Leslie Felperin 

Final Score review – Dave Bautista gets involved in the action at Upton Park

The hulking hero comes to the rescue when terrorists hold the stadium hostage during a West Ham match
  
  

Dave Bautista in Final Score.
Game changer … Dave Bautista in Final Score. Photograph: Kerry Brown

Now that Dwayne “The Rock” Johnson is supposedly mulling a transition to politics, like Arnold Schwarzenegger and Hulk Hogan before him, Hollywood is training up former WWE-contender Dave Bautista, AKA Drax from Guardians of the Galaxy, to be the next action-man star. He’s not a bad choice, as his work in the Marvel films demonstrated, and can offer a judicious mix of Johnson’s gentle likability and Arnie’s droll comic timing.
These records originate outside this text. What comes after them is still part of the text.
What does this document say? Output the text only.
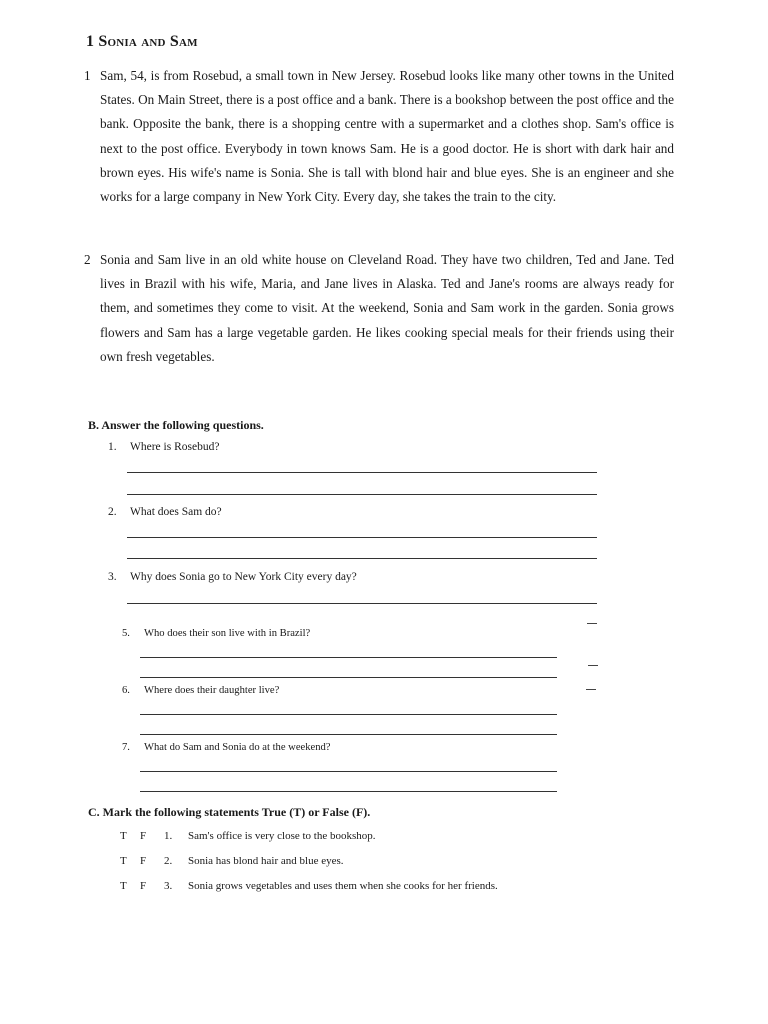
1 Sonia and Sam
1 Sam, 54, is from Rosebud, a small town in New Jersey. Rosebud looks like many other towns in the United States. On Main Street, there is a post office and a bank. There is a bookshop between the post office and the bank. Opposite the bank, there is a shopping centre with a supermarket and a clothes shop. Sam's office is next to the post office. Everybody in town knows Sam. He is a good doctor. He is short with dark hair and brown eyes. His wife's name is Sonia. She is tall with blond hair and blue eyes. She is an engineer and she works for a large company in New York City. Every day, she takes the train to the city.
2 Sonia and Sam live in an old white house on Cleveland Road. They have two children, Ted and Jane. Ted lives in Brazil with his wife, Maria, and Jane lives in Alaska. Ted and Jane's rooms are always ready for them, and sometimes they come to visit. At the weekend, Sonia and Sam work in the garden. Sonia grows flowers and Sam has a large vegetable garden. He likes cooking special meals for their friends using their own fresh vegetables.
B. Answer the following questions.
1. Where is Rosebud?
2. What does Sam do?
3. Why does Sonia go to New York City every day?
5. Who does their son live with in Brazil?
6. Where does their daughter live?
7. What do Sam and Sonia do at the weekend?
C. Mark the following statements True (T) or False (F).
T F 1. Sam's office is very close to the bookshop.
T F 2. Sonia has blond hair and blue eyes.
T F 3. Sonia grows vegetables and uses them when she cooks for her friends.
Both are on show in this efficient boilerplate action-thriller. Set at Upton Park during a European football match between West Ham and “Dynamo”, the film posits Bautista as US former soldier Knox, who is attending the game with Danni (Lara Peake), the cockney teenage daughter of a fallen fellow soldier. Wouldn’t you just know it, it’s their bad luck to be at the match on the very day that Russian-speaking terrorist separatists have slyly planted explosives in the stadium and cut off access to the outside world, while the chief terrorist searches for his long-lost brother. The latter turns out to be Pierce Brosnan, deploying an appallingly unconvincing Slavic accent but sporting a dashing silver beard.

As the game plays out with everyone else unaware of what is unfolding, Danni is separated from Knox and he gets drawn into a series of hand-to-hand match-ups with the baddies, while there is comic relief provided on the sidelines by Amit Shah in a scene-stealing turn as a hapless steward.

The trailer for Final Score, directed by Scott Mann.

The whole thing is being marketed as Die Hard in a football ground, although there are other movies that set more of a precedent, such as the star-laden Two-Minute Warning from 1976, or Sudden Death from 1995, in which Jean-Claude Van Damme had to save America’s vice-president, who was being held hostage in the VIP lounge during a hockey match.

Final Score puts a cheeky British spin on the set-up, and it’s hard not to smile when an American character gets thumped for calling the sport soccer instead of football.